I guess that there are some experiences which are pretty standard in the first week of a new job. Filling in forms, getting the printer to work, trying to remember people's names. There are some experiences, like stumbling into the middle of a plot to buy up the proposed third runway at Heathrow from beneath the government's noses, which might be considered a little more unusual.
This was my first week as a web editor for GPUK, and on Tuesday when ‘Airplot' was unveiled - Greenpeace's cunning plan to foil the third runway at Heathrow - it all kicked off. There is general popular acclaim for the campaign, an absolute media scrum, rocketing visits to the website, and over 10,000 people signed up to be beneficial owners of the plot within the first day. At one point Ben who heads up the press team sticks his head around the corner - "You think this is busy? We buy airports all the time - it's going to be Stansted next week."

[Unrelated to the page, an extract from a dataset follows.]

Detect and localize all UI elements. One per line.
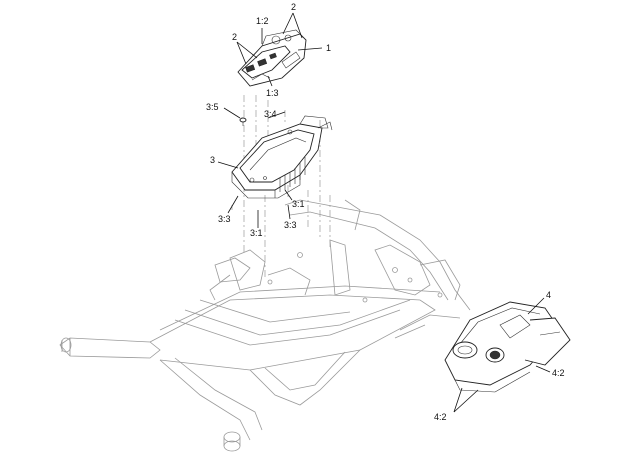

On Wednesday, the news filters through that finally, after over a year of waiting, the government is about to announce a third runway at Heathrow. In the face of Geoff Hoon's weak environmental apologies for the scheme, the office gets ready to respond, and Thursday is a whirl of activity - with my colleagues signing up supporters, taking donations, doing interviews and answering calls at ever-increasing rates.
It's all change for me, and straight into one of the busiest weeks Greenpeace UK has had in recent memory. It's a lot to take in - particularly as this time last week I was sitting in a pub in Machynlleth, mid-Wales, contemplating a move to London and starting a new job. (Hello to everyone in Wales by the way - it's nice here, but the water tastes a bit funny.)
It's a good time to be busy. 2009 is shaping up to be an absolutely critical year for addressing climate change. Unless the government's climate-trashing policies on aviation expansion and building new coal-fired power stations are reversed, and unless global deals on protecting forests and cutting emissions are secured at Copenhagen in December, then the accelerating impacts of climate change we're already seeing will seem, in the future, like a golden age of environmental stability. So, that's what's going to get me out of bed in the morning from now on.